Advice From Nancy Kerrigan, Three Time Olympic Medalist


Anya Marino '24

Anya Marino ’24 with Nancy Kerrigan.

I began skating when I was about three years old using an old milk crate and beaten-up hockey skates. Every winter without fail, my family and I build an ice rink in our backyard. We could invite friends over on the weekends to make brick-oven pizza and skate. Hockey games and guard races occurred simultaneously. When the ice melted in the spring, my siblings and I would play “Titanic.” We would each wear huge boots and take hockey sticks as paddles. Everyone had their own “glacier,” and we would break the ice while trying not to fall in. For 14 years, I only skated in the winter. This all changed during my freshman year of highschool when my sister was taking figure skating lessons. My mom asked if I would do it too because she wanted to quit. I was hesitant but feeling badly, I agreed. 

It was a rough start for me. I didn’t know how to jump or spin and felt awkward being the oldest (by far) on the ice. I had to relearn how to do forwards and backwards crossovers. Every time I went to practice, I felt embarrassed. I also felt a sense of pride. Looking back, I guess it’s because I love skating, and I wanted to be better. I was sticking with lessons and practicing whenever I could in the backyard. I even woke up at 4am once, just to practice for a few hours, before leaving for school. Although I don’t compete or want to go professional for skating, some of my motivation to keep learning comes from the banner that hangs in the rink I practice at, reading “Home of Olympic Medalist, Nancy Kerrigan.” This banner helps me remember that you work for what you love. And this is exactly what Nancy Kerrigan does. 

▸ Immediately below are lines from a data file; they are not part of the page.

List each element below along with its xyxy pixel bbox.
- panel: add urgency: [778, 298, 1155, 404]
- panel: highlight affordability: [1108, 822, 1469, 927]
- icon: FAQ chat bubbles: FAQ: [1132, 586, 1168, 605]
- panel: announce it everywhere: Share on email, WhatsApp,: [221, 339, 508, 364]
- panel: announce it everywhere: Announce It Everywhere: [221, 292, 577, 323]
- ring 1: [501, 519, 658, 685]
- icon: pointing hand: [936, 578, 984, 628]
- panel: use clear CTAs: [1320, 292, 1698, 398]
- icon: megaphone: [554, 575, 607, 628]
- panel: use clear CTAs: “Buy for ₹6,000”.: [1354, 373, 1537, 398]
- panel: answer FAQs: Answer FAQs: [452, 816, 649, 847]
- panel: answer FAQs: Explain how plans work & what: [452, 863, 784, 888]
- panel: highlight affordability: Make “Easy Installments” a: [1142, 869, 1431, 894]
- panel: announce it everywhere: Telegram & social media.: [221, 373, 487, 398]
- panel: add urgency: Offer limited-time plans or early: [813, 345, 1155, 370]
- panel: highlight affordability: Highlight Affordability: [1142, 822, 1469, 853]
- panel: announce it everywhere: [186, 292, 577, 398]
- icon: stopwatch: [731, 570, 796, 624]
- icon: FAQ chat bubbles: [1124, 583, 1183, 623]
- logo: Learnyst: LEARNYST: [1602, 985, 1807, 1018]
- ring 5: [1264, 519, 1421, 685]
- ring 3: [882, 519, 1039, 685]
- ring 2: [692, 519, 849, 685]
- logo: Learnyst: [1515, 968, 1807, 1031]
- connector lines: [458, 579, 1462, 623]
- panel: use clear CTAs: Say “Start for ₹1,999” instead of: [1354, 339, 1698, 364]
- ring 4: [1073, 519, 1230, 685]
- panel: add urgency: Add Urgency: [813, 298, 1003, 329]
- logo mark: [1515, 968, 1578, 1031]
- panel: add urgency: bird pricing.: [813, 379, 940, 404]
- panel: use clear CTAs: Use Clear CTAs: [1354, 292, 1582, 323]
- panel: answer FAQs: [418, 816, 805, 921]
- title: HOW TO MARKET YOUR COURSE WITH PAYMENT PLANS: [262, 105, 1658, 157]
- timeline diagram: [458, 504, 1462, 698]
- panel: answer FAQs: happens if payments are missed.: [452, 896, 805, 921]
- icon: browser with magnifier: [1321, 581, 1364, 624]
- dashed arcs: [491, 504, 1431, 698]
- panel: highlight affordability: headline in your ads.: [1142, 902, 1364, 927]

I recently met Nancy Kerrigan at the rink I train at. A friend texted me and told me the rink was promoting a skating session with her for the next day. Asking me to come with her, I immediately agreed. The session was very small and helpful. Nancy coached everyone there. I learned that even though she’s an exceptional skater, she’s also a normal human being. She’s down to earth and does everything a normal mom does. I wanted everyone to know this about her so I asked her for an interview and she agreed.

Nancy Kerrigan at the 1994 Olympics. (Beaumont Enterprise)

What made you interested in skating? 

I loved going fast. It was so much fun. We lived very close to the rink so it was convenient to go there. The speed got me hooked. 

When did you know you wanted it to be your career?

I didn’t actually ever consider it a career until it became my career. I hoped I could get good enough to teach lessons to help pay for college. 

Was there ever a time when you wanted to give up? 

Of course there are times when you have doubts, but I loved performing so I never considered giving up. The harder it was, the more determined I became. 

Did you want to give up skating after the attack? 

I definitely did not want to give up skating. I had a great team around me that helped me get through everything that was going on at that time. 

Do you have any significant life lessons you’d like to share? 

We are all stronger than we think, so persevere!

What are your inspirations? 

Today, I am inspired by my kids. They are all doing things that they love and working hard to keep growing. It is great to watch and support them.

I am so glad that I met Nancy Kerrigan and had the chance to chat with her about perseverance. She has truly been an inspiration for me to keep going with what I love, on and off the ice.